His attempts to regain the spotlight in the meantime have largely failed.
WikiLeaks
has republished public information as if a leak; published hacks obtained by
Anonymous and Lulzsec for only moderate impact; and email caches of private
intelligence companies of much less significance than what went before. Even
Assange’s attempt to aid Edward Snowden was largely botched, leaving the
whistleblower stranded in a Moscow airport for weeks. In recent weeks, Snowden
has publicly clashed with Assange over the latter’s
handling of the Democratic National Committee leaks.
@Snowden
Opportunism won't earn you a pardon from Clinton & curation is not
censorship of ruling party cash flows https://t.co/4FeygfPynk
—
WikiLeaks (@wikileaks)
Assange’s
approach has taken WikiLeaks from the most powerful and connected force of a
new journalistic era to a back-bedroom operation run at the tolerance (or
otherwise) of Ecuador’s government.

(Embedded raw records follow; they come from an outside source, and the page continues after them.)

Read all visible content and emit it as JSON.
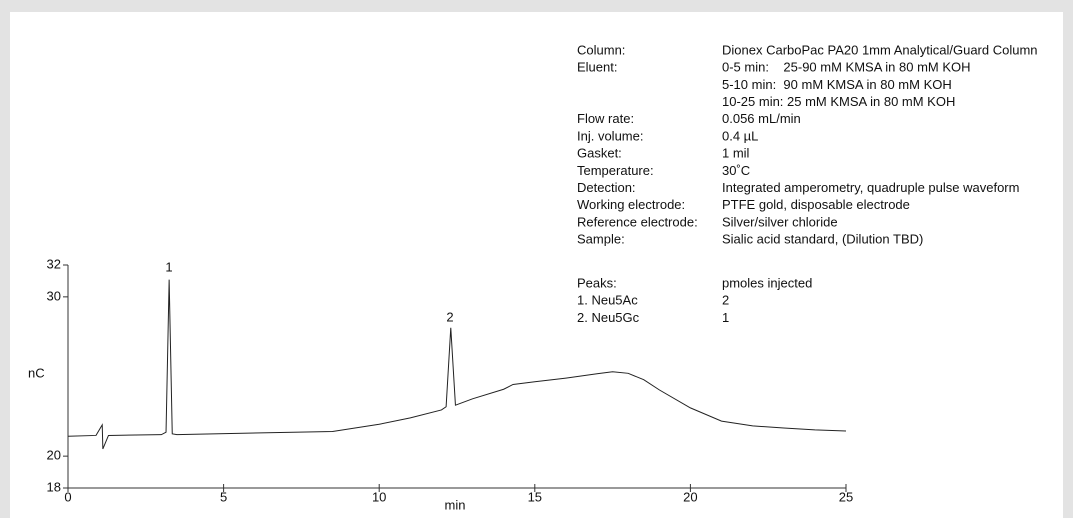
{
  "chart_data": {
    "type": "line",
    "x_label": "min",
    "y_label": "nC",
    "xlim": [
      0,
      25
    ],
    "ylim": [
      18,
      32
    ],
    "xticks": [
      0,
      5,
      10,
      15,
      20,
      25
    ],
    "yticks": [
      18,
      20,
      30,
      32
    ],
    "x": [
      0,
      0.9,
      1.1,
      1.12,
      1.3,
      3.0,
      3.15,
      3.25,
      3.35,
      3.5,
      8.5,
      10,
      11,
      12,
      12.15,
      12.3,
      12.45,
      13,
      14,
      14.3,
      15,
      16,
      17,
      17.5,
      18,
      18.5,
      19,
      20,
      21,
      22,
      23,
      24,
      25
    ],
    "series": [
      {
        "color": "#222222",
        "values": [
          21.25,
          21.3,
          21.96,
          20.45,
          21.3,
          21.35,
          21.5,
          31.08,
          21.4,
          21.35,
          21.55,
          22.0,
          22.4,
          22.9,
          23.1,
          28.06,
          23.2,
          23.6,
          24.2,
          24.5,
          24.67,
          24.9,
          25.17,
          25.3,
          25.2,
          24.8,
          24.16,
          23.03,
          22.2,
          21.9,
          21.77,
          21.65,
          21.58
        ]
      }
    ],
    "peak_labels": [
      "1",
      "2"
    ],
    "conditions": [
      {
        "label": "Column:",
        "value": [
          "Dionex CarboPac PA20 1mm Analytical/Guard Column"
        ]
      },
      {
        "label": "Eluent:",
        "value": [
          "0-5 min:    25-90 mM KMSA in 80 mM KOH",
          "5-10 min:  90 mM KMSA in 80 mM KOH",
          "10-25 min: 25 mM KMSA in 80 mM KOH"
        ]
      },
      {
        "label": "Flow rate:",
        "value": [
          "0.056 mL/min"
        ]
      },
      {
        "label": "Inj. volume:",
        "value": [
          "0.4 µL"
        ]
      },
      {
        "label": "Gasket:",
        "value": [
          "1 mil"
        ]
      },
      {
        "label": "Temperature:",
        "value": [
          "30˚C"
        ]
      },
      {
        "label": "Detection:",
        "value": [
          "Integrated amperometry, quadruple pulse waveform"
        ]
      },
      {
        "label": "Working electrode:",
        "value": [
          "PTFE gold, disposable electrode"
        ]
      },
      {
        "label": "Reference electrode:",
        "value": [
          "Silver/silver chloride"
        ]
      },
      {
        "label": "Sample:",
        "value": [
          "Sialic acid standard, (Dilution TBD)"
        ]
      }
    ],
    "peaks_table": {
      "header": [
        "Peaks:",
        "pmoles injected"
      ],
      "rows": [
        [
          "1. Neu5Ac",
          "2"
        ],
        [
          "2. Neu5Gc",
          "1"
        ]
      ]
    }
  }
}
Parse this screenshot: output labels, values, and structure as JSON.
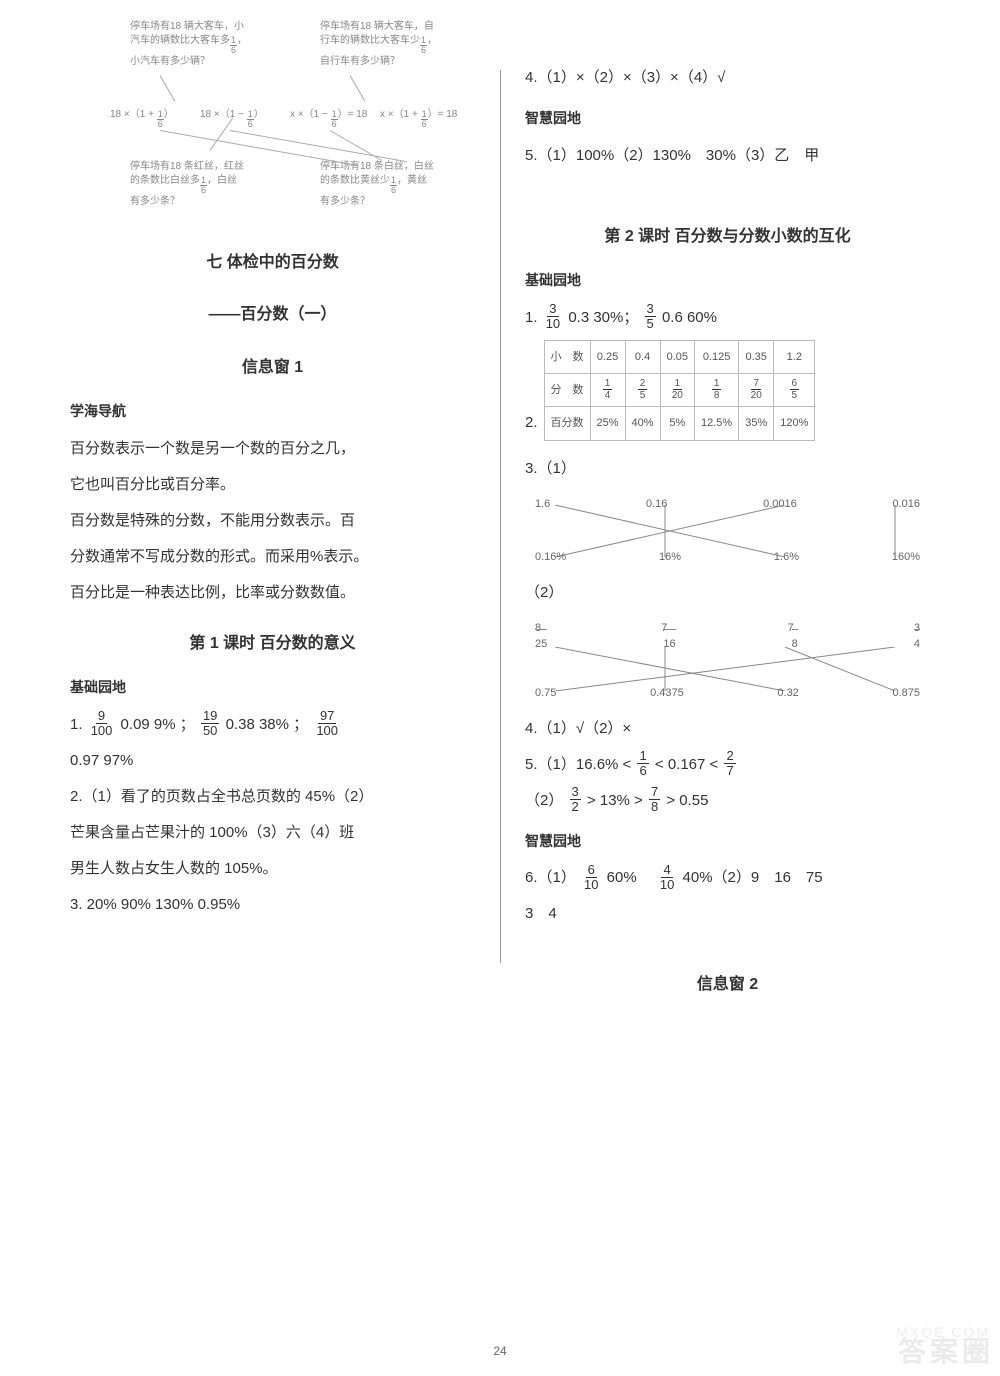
{
  "pageNumber": "24",
  "watermark_main": "答案圈",
  "watermark_sub": "MXQE.COM",
  "left": {
    "diagram": {
      "box1": "停车场有18 辆大客车，小汽车的辆数比大客车多 1/6，小汽车有多少辆？",
      "box2": "停车场有18 辆大客车，自行车的辆数比大客车少 1/6，自行车有多少辆？",
      "expr1": "18 ×（1 + 1/6）",
      "expr2": "18 ×（1 − 1/6）",
      "expr3": "×（1 − 1/6）= 18",
      "expr4": "×（1 + 1/6）= 18",
      "box3": "停车场有18 条红丝，红丝的条数比白丝多 1/6，白丝有多少条？",
      "box4": "停车场有18 条白丝，白丝的条数比黄丝少 1/6，黄丝有多少条？"
    },
    "title_ch": "七 体检中的百分数",
    "title_sub": "——百分数（一）",
    "info_window": "信息窗 1",
    "nav_heading": "学海导航",
    "nav_p1": "百分数表示一个数是另一个数的百分之几，",
    "nav_p2": "它也叫百分比或百分率。",
    "nav_p3": "百分数是特殊的分数，不能用分数表示。百",
    "nav_p4": "分数通常不写成分数的形式。而采用%表示。",
    "nav_p5": "百分比是一种表达比例，比率或分数数值。",
    "lesson1_title": "第 1 课时 百分数的意义",
    "base_heading": "基础园地",
    "q1_frac1": {
      "n": "9",
      "d": "100"
    },
    "q1_t1": " 0.09  9%  ；",
    "q1_frac2": {
      "n": "19",
      "d": "50"
    },
    "q1_t2": " 0.38 38%  ；",
    "q1_frac3": {
      "n": "97",
      "d": "100"
    },
    "q1_line2": "0.97 97%",
    "q2_line1": "2.（1）看了的页数占全书总页数的 45%（2）",
    "q2_line2": "芒果含量占芒果汁的 100%（3）六（4）班",
    "q2_line3": "男生人数占女生人数的 105%。",
    "q3": "3. 20%  90%  130%  0.95%"
  },
  "right": {
    "q4": "4.（1）×（2）×（3）×（4）√",
    "wisdom_heading": "智慧园地",
    "q5": "5.（1）100%（2）130%　30%（3）乙　甲",
    "lesson2_title": "第 2 课时 百分数与分数小数的互化",
    "base_heading": "基础园地",
    "q1_prefix": "1. ",
    "q1_f1": {
      "n": "3",
      "d": "10"
    },
    "q1_t1": " 0.3  30%；",
    "q1_f2": {
      "n": "3",
      "d": "5"
    },
    "q1_t2": " 0.6 60%",
    "q2_label": "2.",
    "table": {
      "r_dec": [
        "小　数",
        "0.25",
        "0.4",
        "0.05",
        "0.125",
        "0.35",
        "1.2"
      ],
      "r_frac_label": "分　数",
      "r_frac": [
        {
          "n": "1",
          "d": "4"
        },
        {
          "n": "2",
          "d": "5"
        },
        {
          "n": "1",
          "d": "20"
        },
        {
          "n": "1",
          "d": "8"
        },
        {
          "n": "7",
          "d": "20"
        },
        {
          "n": "6",
          "d": "5"
        }
      ],
      "r_pct": [
        "百分数",
        "25%",
        "40%",
        "5%",
        "12.5%",
        "35%",
        "120%"
      ]
    },
    "q3_label": "3.（1）",
    "match1": {
      "top": [
        "1.6",
        "0.16",
        "0.0016",
        "0.016"
      ],
      "bot": [
        "0.16%",
        "16%",
        "1.6%",
        "160%"
      ],
      "lines": [
        [
          0,
          2
        ],
        [
          1,
          1
        ],
        [
          2,
          0
        ],
        [
          3,
          3
        ]
      ]
    },
    "q3_2": "（2）",
    "match2": {
      "top1": [
        "8",
        "7",
        "7",
        "3"
      ],
      "top2": [
        "25",
        "16",
        "8",
        "4"
      ],
      "bot": [
        "0.75",
        "0.4375",
        "0.32",
        "0.875"
      ],
      "lines": [
        [
          0,
          2
        ],
        [
          1,
          1
        ],
        [
          2,
          3
        ],
        [
          3,
          0
        ]
      ]
    },
    "q4r": "4.（1）√（2）×",
    "q5r_prefix": "5.（1）16.6% < ",
    "q5r_f1": {
      "n": "1",
      "d": "6"
    },
    "q5r_mid": " < 0.167 < ",
    "q5r_f2": {
      "n": "2",
      "d": "7"
    },
    "q5r_l2a": "（2）",
    "q5r_f3": {
      "n": "3",
      "d": "2"
    },
    "q5r_l2b": " > 13% > ",
    "q5r_f4": {
      "n": "7",
      "d": "8"
    },
    "q5r_l2c": " > 0.55",
    "wisdom_heading2": "智慧园地",
    "q6a": "6.（1）",
    "q6f1": {
      "n": "6",
      "d": "10"
    },
    "q6b": " 60%　",
    "q6f2": {
      "n": "4",
      "d": "10"
    },
    "q6c": " 40%（2）9　16　75",
    "q6_line2": "3　4",
    "info_window2": "信息窗 2"
  }
}
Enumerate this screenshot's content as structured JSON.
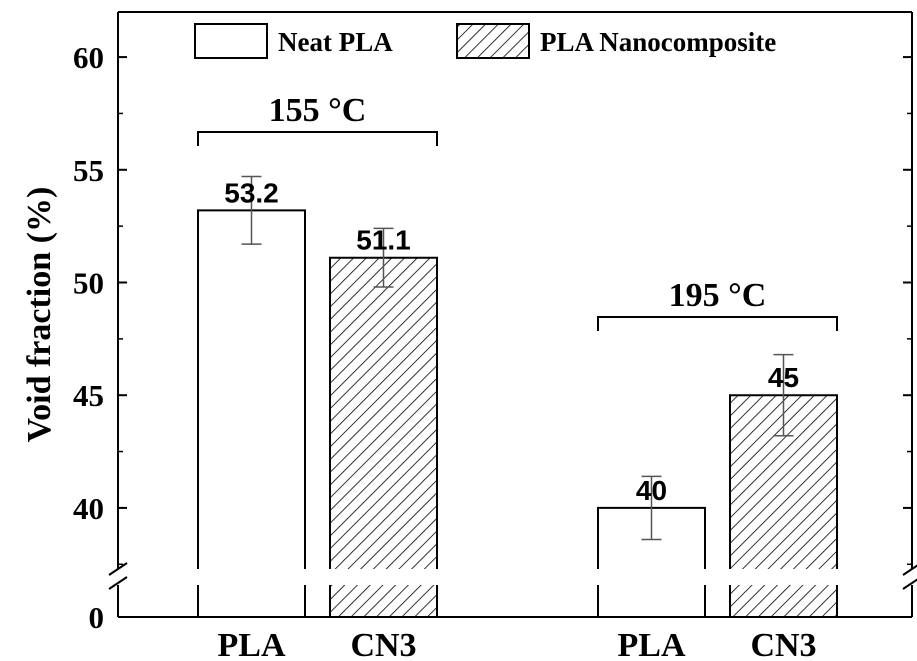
{
  "chart_data": {
    "type": "bar",
    "ylabel": "Void fraction (%)",
    "ylim": [
      38,
      62
    ],
    "y_axis_break": true,
    "yticks": [
      0,
      40,
      45,
      50,
      55,
      60
    ],
    "legend": {
      "placement": "top",
      "entries": [
        {
          "label": "Neat PLA",
          "pattern": "solid-white"
        },
        {
          "label": "PLA Nanocomposite",
          "pattern": "diagonal-hatch"
        }
      ]
    },
    "groups": [
      {
        "label": "155 °C",
        "bars": [
          {
            "category": "PLA",
            "value": 53.2,
            "value_label": "53.2",
            "error": 1.5,
            "pattern": "solid-white"
          },
          {
            "category": "CN3",
            "value": 51.1,
            "value_label": "51.1",
            "error": 1.3,
            "pattern": "diagonal-hatch"
          }
        ]
      },
      {
        "label": "195 °C",
        "bars": [
          {
            "category": "PLA",
            "value": 40,
            "value_label": "40",
            "error": 1.4,
            "pattern": "solid-white"
          },
          {
            "category": "CN3",
            "value": 45,
            "value_label": "45",
            "error": 1.8,
            "pattern": "diagonal-hatch"
          }
        ]
      }
    ],
    "colors": {
      "bar_edge": "#000000",
      "bar_fill": "#ffffff",
      "hatch": "#000000",
      "error_bar": "#555555"
    }
  }
}
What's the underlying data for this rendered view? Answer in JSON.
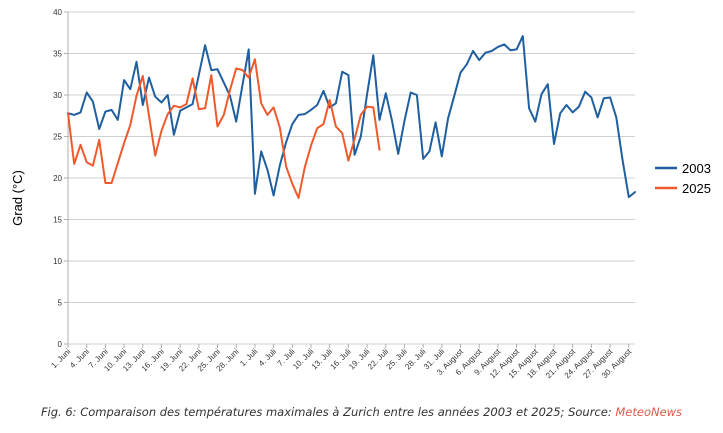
{
  "chart_data": {
    "type": "line",
    "ylabel": "Grad (°C)",
    "ylim": [
      0,
      40
    ],
    "yticks": [
      0,
      5,
      10,
      15,
      20,
      25,
      30,
      35,
      40
    ],
    "grid": true,
    "legend_position": "right",
    "x_tick_labels": [
      "1. Juni",
      "4. Juni",
      "7. Juni",
      "10. Juni",
      "13. Juni",
      "16. Juni",
      "19. Juni",
      "22. Juni",
      "25. Juni",
      "28. Juni",
      "1. Juli",
      "4. Juli",
      "7. Juli",
      "10. Juli",
      "13. Juli",
      "16. Juli",
      "19. Juli",
      "22. Juli",
      "25. Juli",
      "28. Juli",
      "31. Juli",
      "3. August",
      "6. August",
      "9. August",
      "12. August",
      "15. August",
      "18. August",
      "21. August",
      "24. August",
      "27. August",
      "30. August"
    ],
    "series": [
      {
        "name": "2003",
        "color": "#1f5fa0",
        "values": [
          27.8,
          27.6,
          27.9,
          30.3,
          29.2,
          25.9,
          28.0,
          28.2,
          27.0,
          31.8,
          30.7,
          34.0,
          28.8,
          32.1,
          29.8,
          29.1,
          30.0,
          25.2,
          28.1,
          28.5,
          28.9,
          32.4,
          36.0,
          33.0,
          33.1,
          31.5,
          29.9,
          26.8,
          31.2,
          35.5,
          18.1,
          23.2,
          21.0,
          17.9,
          21.5,
          24.3,
          26.5,
          27.6,
          27.7,
          28.2,
          28.8,
          30.5,
          28.5,
          29.0,
          32.8,
          32.4,
          22.8,
          25.0,
          30.1,
          34.8,
          27.0,
          30.2,
          26.9,
          22.9,
          26.9,
          30.3,
          30.0,
          22.3,
          23.2,
          26.7,
          22.6,
          27.2,
          29.9,
          32.7,
          33.7,
          35.3,
          34.2,
          35.1,
          35.3,
          35.8,
          36.1,
          35.4,
          35.5,
          37.1,
          28.4,
          26.8,
          30.1,
          31.3,
          24.1,
          27.8,
          28.8,
          27.9,
          28.6,
          30.4,
          29.7,
          27.3,
          29.6,
          29.7,
          27.3,
          22.2,
          17.7,
          18.3
        ]
      },
      {
        "name": "2025",
        "color": "#f0592b",
        "values": [
          27.8,
          21.7,
          24.0,
          21.9,
          21.5,
          24.6,
          19.4,
          19.4,
          21.8,
          24.2,
          26.4,
          29.9,
          32.3,
          27.5,
          22.7,
          25.7,
          27.7,
          28.7,
          28.5,
          28.9,
          32.0,
          28.3,
          28.4,
          32.4,
          26.2,
          27.6,
          30.6,
          33.2,
          33.0,
          32.1,
          34.3,
          29.0,
          27.6,
          28.5,
          26.1,
          21.4,
          19.3,
          17.6,
          21.3,
          23.9,
          26.0,
          26.5,
          29.4,
          26.2,
          25.4,
          22.1,
          24.7,
          27.6,
          28.6,
          28.5,
          23.4
        ]
      }
    ]
  },
  "caption": {
    "text": "Fig. 6: Comparaison des températures maximales à Zurich entre les années 2003 et 2025; Source: ",
    "source": "MeteoNews"
  }
}
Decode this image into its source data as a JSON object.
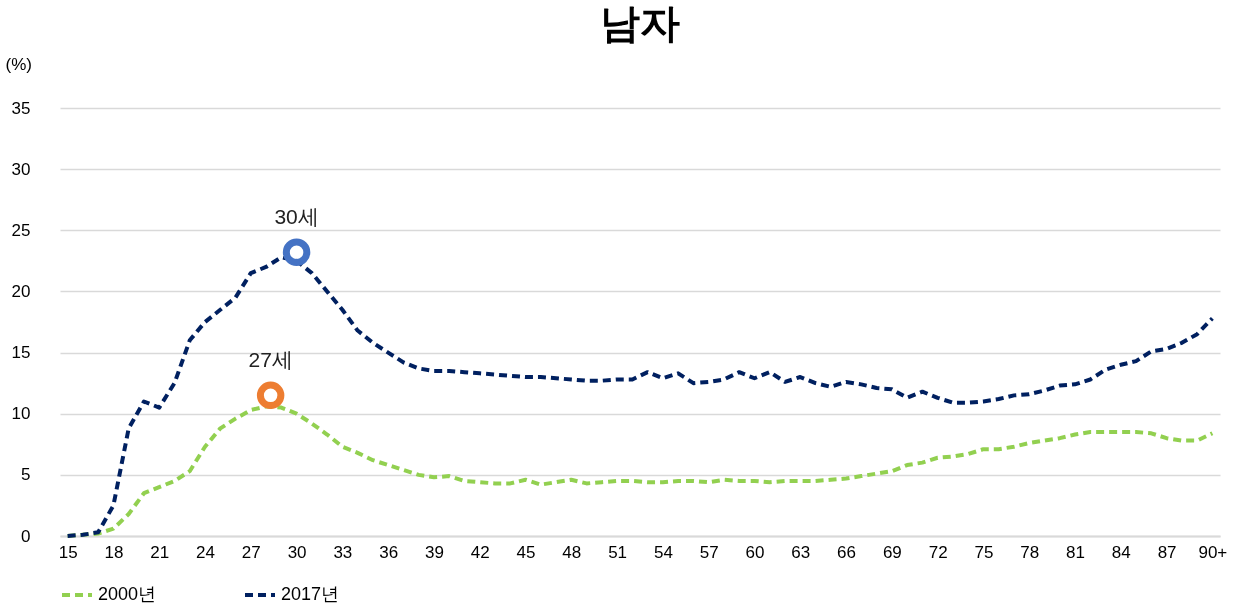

This is his shot at reclaiming the world
stage, and settling a score with Hillary Clinton as he does so.
Assange
is a gifted public speaker with a talent for playing the media struggling with
an inability to scale up and professionalise his operation, to take advice, a
man whose mission was often left on a backburner in his efforts to demonise his
opponents.
These are
traits often ascribed to Donald Trump, the main beneficiary of WikiLeaks’
activities through the reaction, and its modern-day champion during
presidential debates. Those traits have left Assange a four-year resident of a
Harrods hamper–laden single room in a London embassy.
It remains to be seen what they’ll do for Donald Trump.
James
Ball is a special correspondent for BuzzFeed News and is based in London.